According to E. Langis, a company director must meet the objective criteria of a diligent and competent businessperson in the conduct of their duties. The duties of care and loyalty, according to the lawyer, will not be breached if a decision is made in good faith—without a conflict of interest, after examining information about the possible consequences of the decision, reviewing all necessary information, and assessing whether the business decision exceeds reasonable commercial risk. Furthermore, when making decisions, a manager must also assess the company’s normal economic and commercial activities and the nature of its operations, taking into account the company’s risk tolerance level.
There is no direct contractual relationship between the manager and the creditors; rather, the manager’s fiduciary duty to take creditors’ interests into account when making decisions related to the company’s operations arises only when the company’s financial condition deteriorates. “The manager’s liability to creditors arises only when the company is unable to satisfy the creditor’s claims on its own,” notes E. Langys.
Creditor's right to bring a direct action for damages against a company's director
A creditor can bring a direct action against the directors and shareholders of a company in two cases: where there is direct damage to the creditor and where the bankruptcy is declared intentional and the directors or shareholders are found to be guilty of intentional bankruptcy.
Liability of the manager can only arise if it is established that the manager of the company has acted unlawfully in order to infringe the rights of a particular creditor (misrepresentation, misrepresentation in the conclusion of a contract between the company and a particular creditor, or other unfair acts directed at a particular creditor). A director is also liable where those acts have caused damage to the creditor and the company is unable to meet the creditor's claims itself. Moreover, damage does not include the general insolvency of the company or a reduction in its solvency, which affects the individual creditor and other creditors of the company equally.
According to the attorney, if the tax authority files a direct claim against the manager, the unpaid taxes may be considered damages caused to the creditor, since taxes must be paid by law solely to this creditor. If the manager evades paying taxes, his actions are considered directed against a specific creditor. “A very important point in such situations is whether the company would have been able to pay the taxes at the time they were due,” notes E. Langys.
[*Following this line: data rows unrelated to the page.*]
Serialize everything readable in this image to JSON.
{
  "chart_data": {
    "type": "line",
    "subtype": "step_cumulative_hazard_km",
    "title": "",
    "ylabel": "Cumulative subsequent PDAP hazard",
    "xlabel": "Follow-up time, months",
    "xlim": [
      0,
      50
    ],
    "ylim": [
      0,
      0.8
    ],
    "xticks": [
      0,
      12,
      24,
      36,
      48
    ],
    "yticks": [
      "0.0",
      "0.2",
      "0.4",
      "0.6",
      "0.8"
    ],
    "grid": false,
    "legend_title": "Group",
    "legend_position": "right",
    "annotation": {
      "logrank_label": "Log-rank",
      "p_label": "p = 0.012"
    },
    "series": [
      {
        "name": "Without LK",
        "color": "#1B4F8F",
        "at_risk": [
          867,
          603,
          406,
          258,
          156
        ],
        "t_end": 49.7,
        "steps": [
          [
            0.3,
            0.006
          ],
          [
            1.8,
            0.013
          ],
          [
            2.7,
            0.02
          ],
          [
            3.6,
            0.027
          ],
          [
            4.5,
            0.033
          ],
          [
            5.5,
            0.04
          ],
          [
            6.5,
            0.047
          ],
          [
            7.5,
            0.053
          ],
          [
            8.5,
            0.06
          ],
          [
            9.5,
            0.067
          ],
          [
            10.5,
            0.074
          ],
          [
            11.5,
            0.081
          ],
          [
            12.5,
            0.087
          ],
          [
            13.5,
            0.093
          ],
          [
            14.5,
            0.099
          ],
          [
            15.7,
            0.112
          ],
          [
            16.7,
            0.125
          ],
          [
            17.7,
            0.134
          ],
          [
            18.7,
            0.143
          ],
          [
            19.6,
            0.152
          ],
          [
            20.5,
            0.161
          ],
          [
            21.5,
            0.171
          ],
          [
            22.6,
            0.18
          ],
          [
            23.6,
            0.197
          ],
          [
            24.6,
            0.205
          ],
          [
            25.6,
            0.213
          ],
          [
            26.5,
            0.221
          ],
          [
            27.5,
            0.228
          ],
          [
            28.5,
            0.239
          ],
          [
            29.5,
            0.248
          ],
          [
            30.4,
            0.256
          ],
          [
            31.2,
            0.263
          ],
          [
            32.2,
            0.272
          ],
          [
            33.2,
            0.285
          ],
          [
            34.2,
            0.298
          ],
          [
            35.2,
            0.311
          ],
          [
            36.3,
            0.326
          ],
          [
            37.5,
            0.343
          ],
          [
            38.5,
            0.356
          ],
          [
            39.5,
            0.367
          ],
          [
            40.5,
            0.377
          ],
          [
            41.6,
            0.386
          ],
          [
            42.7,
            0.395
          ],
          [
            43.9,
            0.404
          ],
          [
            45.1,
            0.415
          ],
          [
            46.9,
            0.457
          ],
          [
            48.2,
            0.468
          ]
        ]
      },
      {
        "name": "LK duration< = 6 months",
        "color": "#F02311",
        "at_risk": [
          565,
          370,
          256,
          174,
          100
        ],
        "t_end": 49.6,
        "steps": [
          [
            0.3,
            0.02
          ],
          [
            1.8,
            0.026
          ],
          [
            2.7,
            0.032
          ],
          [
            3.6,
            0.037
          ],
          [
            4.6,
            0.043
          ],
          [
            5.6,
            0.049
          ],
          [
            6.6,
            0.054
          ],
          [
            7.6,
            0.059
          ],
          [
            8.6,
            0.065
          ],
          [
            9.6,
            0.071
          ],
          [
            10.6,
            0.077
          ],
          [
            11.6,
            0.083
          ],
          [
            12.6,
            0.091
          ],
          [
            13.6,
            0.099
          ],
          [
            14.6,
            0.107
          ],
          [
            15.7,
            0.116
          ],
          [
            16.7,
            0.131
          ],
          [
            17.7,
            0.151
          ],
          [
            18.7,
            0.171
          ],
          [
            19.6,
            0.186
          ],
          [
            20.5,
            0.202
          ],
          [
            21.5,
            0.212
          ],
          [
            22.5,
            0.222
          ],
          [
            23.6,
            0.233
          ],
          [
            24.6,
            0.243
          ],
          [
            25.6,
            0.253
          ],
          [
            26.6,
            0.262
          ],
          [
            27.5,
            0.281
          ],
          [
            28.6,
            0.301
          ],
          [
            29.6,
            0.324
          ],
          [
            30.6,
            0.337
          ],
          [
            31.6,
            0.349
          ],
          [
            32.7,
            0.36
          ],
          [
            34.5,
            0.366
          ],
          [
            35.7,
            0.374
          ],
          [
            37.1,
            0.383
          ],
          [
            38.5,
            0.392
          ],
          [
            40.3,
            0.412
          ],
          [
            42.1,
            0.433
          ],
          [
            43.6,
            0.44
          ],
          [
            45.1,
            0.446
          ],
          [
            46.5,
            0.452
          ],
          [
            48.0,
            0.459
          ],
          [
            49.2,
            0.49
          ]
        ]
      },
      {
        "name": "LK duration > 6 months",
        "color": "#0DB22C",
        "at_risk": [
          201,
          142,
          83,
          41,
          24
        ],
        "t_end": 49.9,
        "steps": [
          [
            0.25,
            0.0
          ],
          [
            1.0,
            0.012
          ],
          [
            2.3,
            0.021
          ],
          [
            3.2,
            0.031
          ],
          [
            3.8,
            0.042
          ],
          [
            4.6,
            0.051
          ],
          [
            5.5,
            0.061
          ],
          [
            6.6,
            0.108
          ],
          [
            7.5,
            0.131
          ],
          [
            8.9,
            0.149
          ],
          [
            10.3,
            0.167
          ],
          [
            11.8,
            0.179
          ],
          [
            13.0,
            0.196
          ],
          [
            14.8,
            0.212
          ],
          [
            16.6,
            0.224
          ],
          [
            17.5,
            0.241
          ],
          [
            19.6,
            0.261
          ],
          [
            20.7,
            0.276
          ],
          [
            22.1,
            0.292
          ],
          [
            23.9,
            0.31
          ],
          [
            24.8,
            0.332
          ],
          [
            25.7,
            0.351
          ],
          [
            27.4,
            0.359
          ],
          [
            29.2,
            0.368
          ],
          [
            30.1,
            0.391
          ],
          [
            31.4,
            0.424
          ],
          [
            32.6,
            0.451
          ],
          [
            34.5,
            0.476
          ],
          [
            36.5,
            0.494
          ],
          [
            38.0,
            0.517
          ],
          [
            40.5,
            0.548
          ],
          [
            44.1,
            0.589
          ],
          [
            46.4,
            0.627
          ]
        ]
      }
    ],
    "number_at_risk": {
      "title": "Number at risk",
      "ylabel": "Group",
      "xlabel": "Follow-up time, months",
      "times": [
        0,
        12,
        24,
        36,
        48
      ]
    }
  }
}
Risks and legitimacy of business decision-making
Attorney E. Langys points out that a business transaction that ends in a loss does not in itself mean that the manager acted unlawfully. Liability applies not to the negative economic outcome of the actions, but to the legality of the actions at the time the decision was made. “A business decision made without violating the duty of care and loyalty is considered lawful, even if it resulted in a loss for the company,” says the lawyer.
The lawyer points out that all managers must be aware of the possible consequences of their decisions, which can range from damages to disqualification from holding the office of manager of a public or private legal person or from being a member of a collegiate management body for a period of 1 to 5 years. Improper decisions by a manager may also lead to administrative and criminal liability.